RELATOS DO FANTASMA DA EMPAREDADA
E o fantasma da Emparedada assombra mesmo um velho prédio da Rua Nova? Há quem diga que sim e jure de pés juntos que o fantasma ainda é visto no local onde teria acontecido toda a tragédia. Uma testemunha (que prefere o anonimato) conta, por exemplo, que foi vendedora de uma das lojas da área e acabou presenciando situações bem difíceis de explicar:

“A loja tinha até o quarto andar. Uma vendedora colega minha foi guardar a bolsa no primeiro andar, que era onde a gente almoçava. Quando ela chegou lá, encontrou uma moça com um bebê no braço. Minha colega cumprimentou a moça: ‘Boa tarde! Tudo bem?’ A mulher só acenou com a cabeça, sem dizer nada, e minha colega desceu para o térreo, onde a gente trabalhava. Quando chegou lá, perguntou quem era a tal moça que estava com uma criança no quarto andar. Todo mundo estranhou e não soube dizer. Eu e ela resolvemos subir para tirar o caso a limpo. Na sala não encontramos nada, não tinha ninguém! Então nós ficamos em pânico e ninguém quis mais subir no primeiro andar. Tinha também um senhor que era clientes da loja. Quando ele chegava lá, ficava olhando para as paredes e dizendo: ‘Tô todo arrepiado! Quando era pequeno, minha mãe me contou que história da emparedada. Foi aqui, tenho certeza’. E ele saía da loja bem ligeiro depois de comprar o precisava.”

Se foi a fictícia história contada no livro “A Emparedada da Rua Nova”, do escritor Carneiro Vilela, que deu origem à lenda urbana do fantasma da mulher emparedada, como afirma estudiosos, como se explica então os inúmeros relatos da aparição da mesma?

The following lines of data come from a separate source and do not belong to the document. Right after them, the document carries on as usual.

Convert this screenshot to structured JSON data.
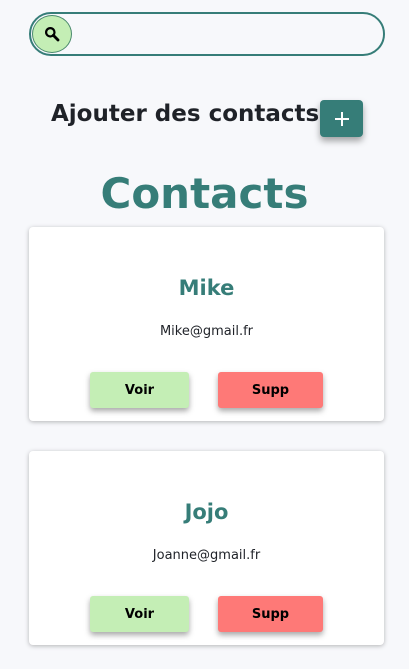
{
  "search": {
    "value": "",
    "placeholder": "",
    "icon": "search-icon"
  },
  "add_contact": {
    "label": "Ajouter des contacts",
    "button_icon": "plus-icon"
  },
  "page_title": "Contacts",
  "contacts": [
    {
      "name": "Mike",
      "email": "Mike@gmail.fr",
      "view_label": "Voir",
      "delete_label": "Supp"
    },
    {
      "name": "Jojo",
      "email": "Joanne@gmail.fr",
      "view_label": "Voir",
      "delete_label": "Supp"
    }
  ],
  "colors": {
    "accent": "#367d78",
    "view_button": "#c4eeb5",
    "delete_button": "#fe7977",
    "background": "#f7f8fb"
  }
}
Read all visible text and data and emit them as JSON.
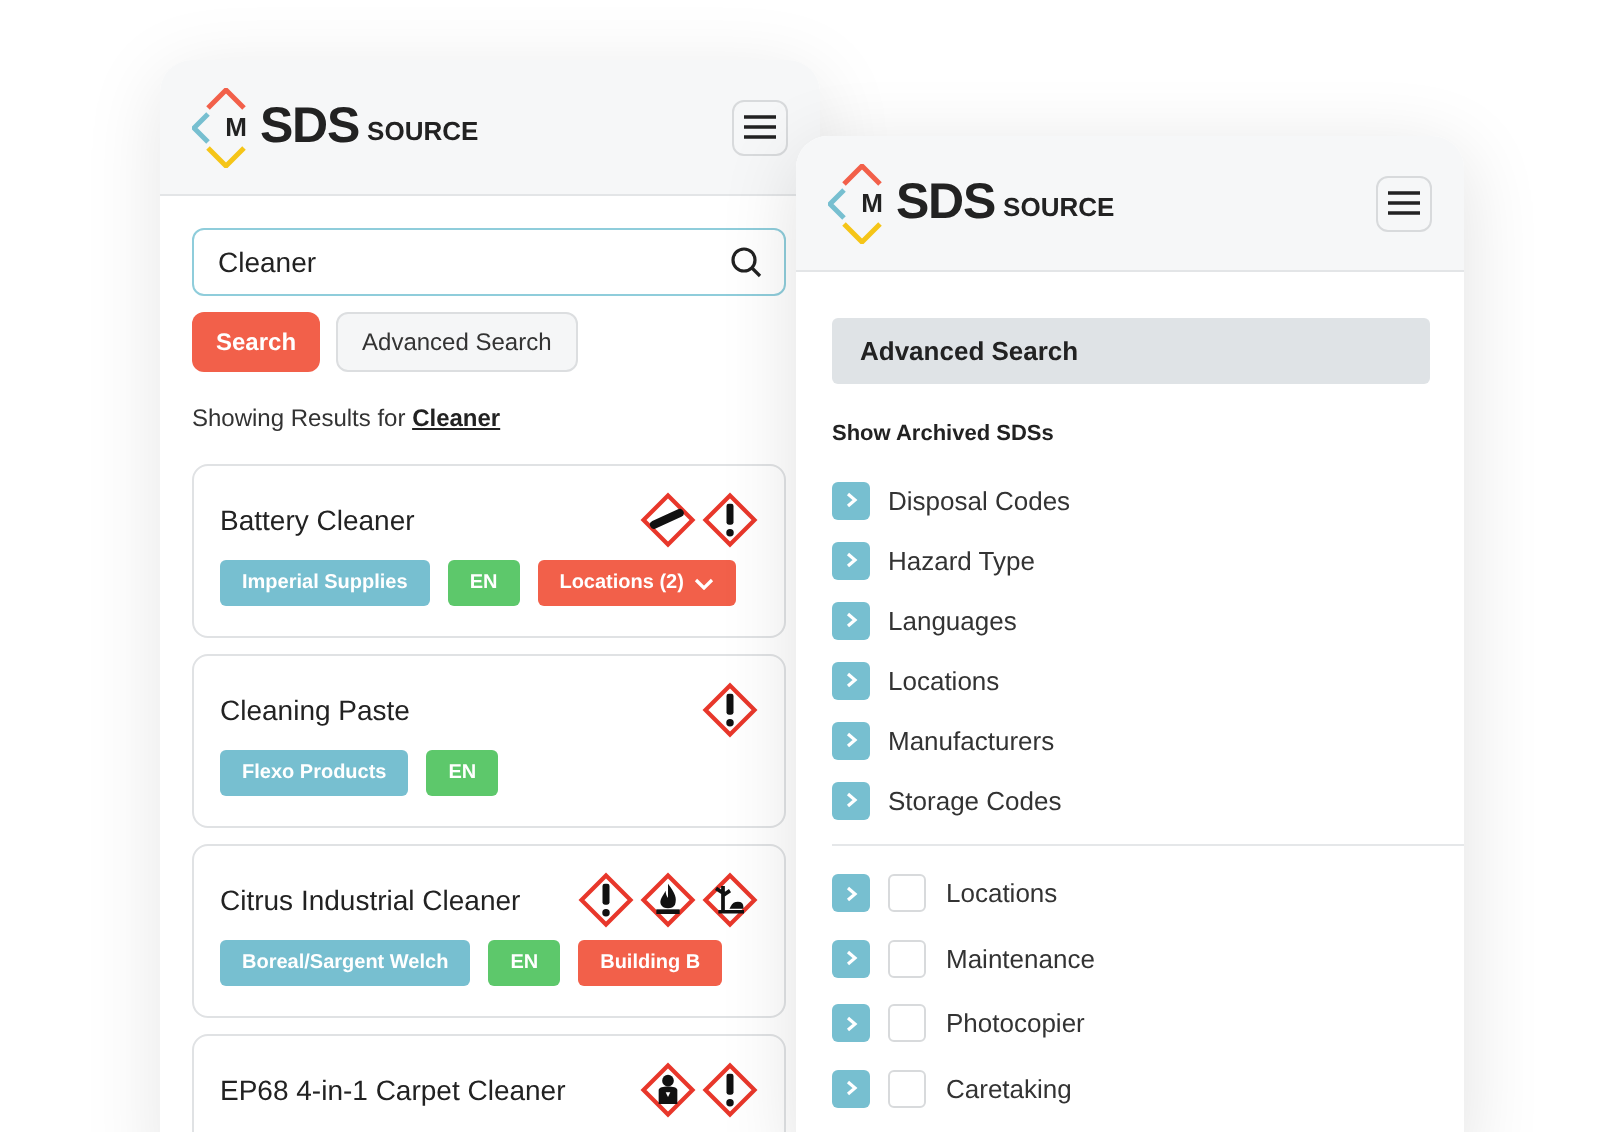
{
  "results_panel": {
    "logo": {
      "mark": "M",
      "name": "SDS",
      "suffix": "SOURCE"
    },
    "search": {
      "value": "Cleaner"
    },
    "buttons": [
      {
        "label": "Search",
        "kind": "primary"
      },
      {
        "label": "Advanced Search",
        "kind": "secondary"
      }
    ],
    "summary": {
      "prefix": "Showing Results for",
      "query": "Cleaner"
    },
    "results": [
      {
        "title": "Battery Cleaner",
        "hazards": [
          {
            "kind": "gas"
          },
          {
            "kind": "exclamation"
          }
        ],
        "tags": [
          {
            "label": "Imperial Supplies",
            "color": "#77bfd0",
            "dropdown": false
          },
          {
            "label": "EN",
            "color": "#5dc86b",
            "dropdown": false
          },
          {
            "label": "Locations (2)",
            "color": "#f2604a",
            "dropdown": true
          }
        ]
      },
      {
        "title": "Cleaning Paste",
        "hazards": [
          {
            "kind": "exclamation"
          }
        ],
        "tags": [
          {
            "label": "Flexo Products",
            "color": "#77bfd0",
            "dropdown": false
          },
          {
            "label": "EN",
            "color": "#5dc86b",
            "dropdown": false
          }
        ]
      },
      {
        "title": "Citrus Industrial Cleaner",
        "hazards": [
          {
            "kind": "exclamation"
          },
          {
            "kind": "flame"
          },
          {
            "kind": "environment"
          }
        ],
        "tags": [
          {
            "label": "Boreal/Sargent Welch",
            "color": "#77bfd0",
            "dropdown": false
          },
          {
            "label": "EN",
            "color": "#5dc86b",
            "dropdown": false
          },
          {
            "label": "Building B",
            "color": "#f2604a",
            "dropdown": false
          }
        ]
      },
      {
        "title": "EP68 4-in-1 Carpet Cleaner",
        "hazards": [
          {
            "kind": "health"
          },
          {
            "kind": "exclamation"
          }
        ]
      }
    ]
  },
  "advanced_panel": {
    "logo": {
      "mark": "M",
      "name": "SDS",
      "suffix": "SOURCE"
    },
    "heading": "Advanced Search",
    "archived_label": "Show Archived SDSs",
    "filters": [
      {
        "label": "Disposal Codes",
        "kind": "expander"
      },
      {
        "label": "Hazard Type",
        "kind": "expander"
      },
      {
        "label": "Languages",
        "kind": "expander"
      },
      {
        "label": "Locations",
        "kind": "expander"
      },
      {
        "label": "Manufacturers",
        "kind": "expander"
      },
      {
        "label": "Storage Codes",
        "kind": "expander"
      }
    ],
    "categories": [
      {
        "label": "Locations",
        "checked": false
      },
      {
        "label": "Maintenance",
        "checked": false
      },
      {
        "label": "Photocopier",
        "checked": false
      },
      {
        "label": "Caretaking",
        "checked": false
      }
    ]
  }
}
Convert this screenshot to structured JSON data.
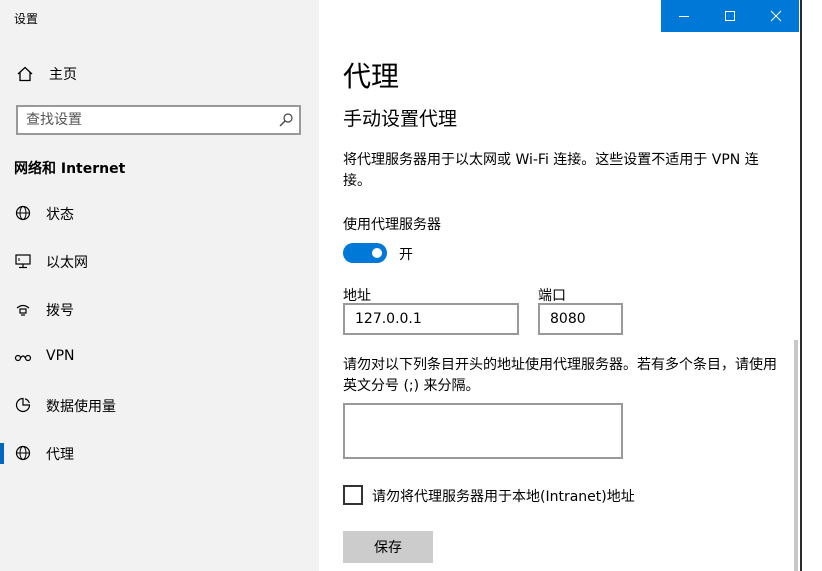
{
  "window": {
    "title": "设置",
    "controls": {
      "minimize": "minimize-icon",
      "maximize": "maximize-icon",
      "close": "close-icon"
    }
  },
  "sidebar": {
    "home_label": "主页",
    "search_placeholder": "查找设置",
    "section_title": "网络和 Internet",
    "items": [
      {
        "label": "状态",
        "icon": "globe-icon"
      },
      {
        "label": "以太网",
        "icon": "ethernet-icon"
      },
      {
        "label": "拨号",
        "icon": "dialup-icon"
      },
      {
        "label": "VPN",
        "icon": "vpn-icon"
      },
      {
        "label": "数据使用量",
        "icon": "data-usage-icon"
      },
      {
        "label": "代理",
        "icon": "globe-icon",
        "active": true
      }
    ]
  },
  "main": {
    "title": "代理",
    "subtitle": "手动设置代理",
    "description": "将代理服务器用于以太网或 Wi-Fi 连接。这些设置不适用于 VPN 连接。",
    "use_proxy_label": "使用代理服务器",
    "toggle_state": "开",
    "address_label": "地址",
    "address_value": "127.0.0.1",
    "port_label": "端口",
    "port_value": "8080",
    "exceptions_description": "请勿对以下列条目开头的地址使用代理服务器。若有多个条目，请使用英文分号 (;) 来分隔。",
    "exceptions_value": "",
    "local_checkbox_label": "请勿将代理服务器用于本地(Intranet)地址",
    "local_checkbox_checked": false,
    "save_label": "保存"
  },
  "colors": {
    "accent": "#0078d7",
    "sidebar_bg": "#f2f2f2",
    "button_bg": "#cccccc"
  }
}
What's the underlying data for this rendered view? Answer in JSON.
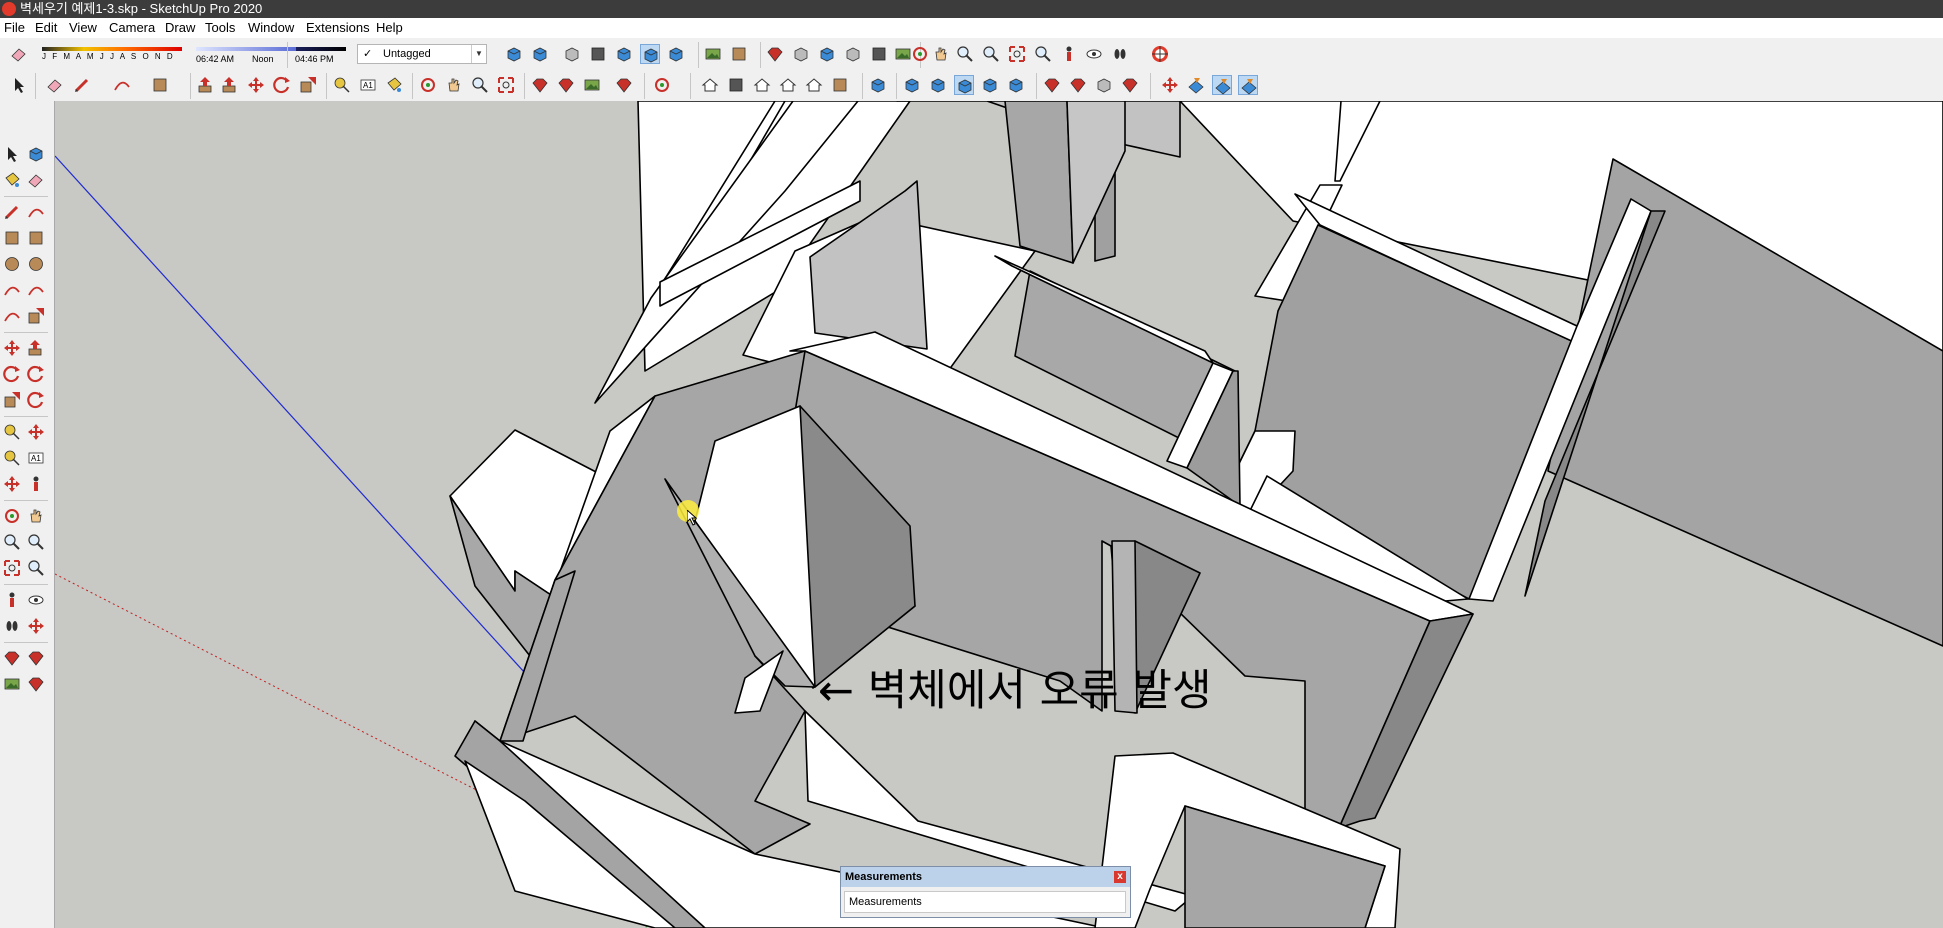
{
  "window": {
    "title": "벽세우기 예제1-3.skp - SketchUp Pro 2020"
  },
  "menu": [
    "File",
    "Edit",
    "View",
    "Camera",
    "Draw",
    "Tools",
    "Window",
    "Extensions",
    "Help"
  ],
  "shadow_settings": {
    "months": "J F M A M J J A S O N D",
    "time_start": "06:42 AM",
    "time_mid": "Noon",
    "time_end": "04:46 PM"
  },
  "tag_selector": {
    "checkmark": "✓",
    "value": "Untagged"
  },
  "annotation": {
    "text": "← 벽체에서 오류 발생"
  },
  "measurements_panel": {
    "title": "Measurements",
    "close": "x",
    "field_label": "Measurements"
  },
  "colors": {
    "axis_blue": "#1f2bd0",
    "axis_red": "#c02020",
    "axis_green": "#2a9a2a",
    "viewport_bg": "#c8c8c4"
  }
}
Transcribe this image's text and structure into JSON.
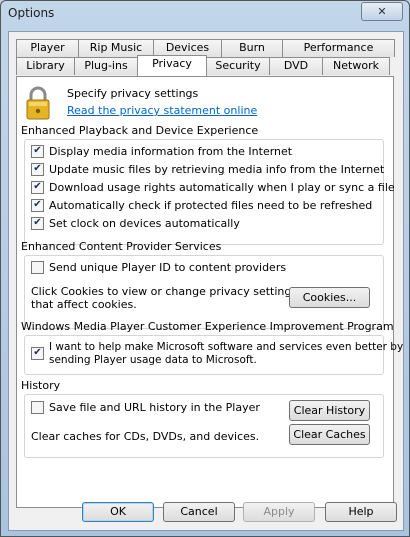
{
  "window": {
    "title": "Options",
    "close_glyph": "✕"
  },
  "tabs": {
    "row1": [
      "Player",
      "Rip Music",
      "Devices",
      "Burn",
      "Performance"
    ],
    "row2": [
      "Library",
      "Plug-ins",
      "Privacy",
      "Security",
      "DVD",
      "Network"
    ],
    "active": "Privacy"
  },
  "header": {
    "icon": "padlock-icon",
    "text": "Specify privacy settings",
    "link": "Read the privacy statement online"
  },
  "enhanced_playback": {
    "title": "Enhanced Playback and Device Experience",
    "options": [
      {
        "label": "Display media information from the Internet",
        "checked": true
      },
      {
        "label": "Update music files by retrieving media info from the Internet",
        "checked": true
      },
      {
        "label": "Download usage rights automatically when I play or sync a file",
        "checked": true
      },
      {
        "label": "Automatically check if protected files need to be refreshed",
        "checked": true
      },
      {
        "label": "Set clock on devices automatically",
        "checked": true
      }
    ]
  },
  "content_provider": {
    "title": "Enhanced Content Provider Services",
    "option": {
      "label": "Send unique Player ID to content providers",
      "checked": false
    },
    "cookies_text_1": "Click Cookies to view or change privacy settings",
    "cookies_text_2": "that affect cookies.",
    "cookies_button": "Cookies..."
  },
  "ceip": {
    "title": "Windows Media Player Customer Experience Improvement Program",
    "option_line1": "I want to help make Microsoft software and services even better by",
    "option_line2": "sending Player usage data to Microsoft.",
    "checked": true
  },
  "history": {
    "title": "History",
    "option": {
      "label": "Save file and URL history in the Player",
      "checked": false
    },
    "clear_history_button": "Clear History",
    "caches_text": "Clear caches for CDs, DVDs, and devices.",
    "clear_caches_button": "Clear Caches"
  },
  "buttons": {
    "ok": "OK",
    "cancel": "Cancel",
    "apply": "Apply",
    "help": "Help"
  }
}
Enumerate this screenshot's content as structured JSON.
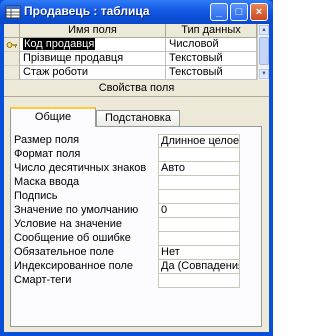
{
  "window": {
    "title": "Продавець : таблица",
    "buttons": {
      "minimize": "_",
      "maximize": "□",
      "close": "×"
    }
  },
  "grid": {
    "headers": {
      "field_name": "Имя поля",
      "data_type": "Тип данных"
    },
    "rows": [
      {
        "name": "Код продавця",
        "type": "Числовой",
        "is_key": true,
        "active": true
      },
      {
        "name": "Прізвище продавця",
        "type": "Текстовый",
        "is_key": false,
        "active": false
      },
      {
        "name": "Стаж роботи",
        "type": "Текстовый",
        "is_key": false,
        "active": false
      }
    ]
  },
  "properties": {
    "label": "Свойства поля",
    "tabs": {
      "general": "Общие",
      "lookup": "Подстановка"
    },
    "rows": [
      {
        "label": "Размер поля",
        "value": "Длинное целое"
      },
      {
        "label": "Формат поля",
        "value": ""
      },
      {
        "label": "Число десятичных знаков",
        "value": "Авто"
      },
      {
        "label": "Маска ввода",
        "value": ""
      },
      {
        "label": "Подпись",
        "value": ""
      },
      {
        "label": "Значение по умолчанию",
        "value": "0"
      },
      {
        "label": "Условие на значение",
        "value": ""
      },
      {
        "label": "Сообщение об ошибке",
        "value": ""
      },
      {
        "label": "Обязательное поле",
        "value": "Нет"
      },
      {
        "label": "Индексированное поле",
        "value": "Да (Совпадения не допускаются)"
      },
      {
        "label": "Смарт-теги",
        "value": ""
      }
    ]
  },
  "colors": {
    "titlebar": "#0a4fd8",
    "client": "#ece9d8",
    "tab_highlight": "#ffc83c"
  },
  "icons": {
    "title": "table-icon",
    "key": "primary-key-icon"
  }
}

Penso que uma boa forma de explicar os relatos é acreditar que tais lendas estão tão entranhadas na imaginação popular que qualquer vulto, ou mesmo o fenômeno da pareidolia (ato de conceber imagens de objetos e atribuir-lhes formas humanas) é concebido segunda a lenda mais popular que conhecemos, principalmente quando há uma ligação entre o lugar que ocorre a “assombração” e o lugar onde ocorreu o suposto fato contado pelas lendas.


Acima, Exemplos de Pareidolia

Seria mesmo esta a explicação correta para os relatos sobre o fantasma da mulher emparedada? Ou teria sido mesmo verdadeiro o relato de Joana, a criada que teria contato a história para o escritor Carneiro Vilela, e o fantasma da jovem Clotilde estaria ainda a assombrar a área do velho casarão?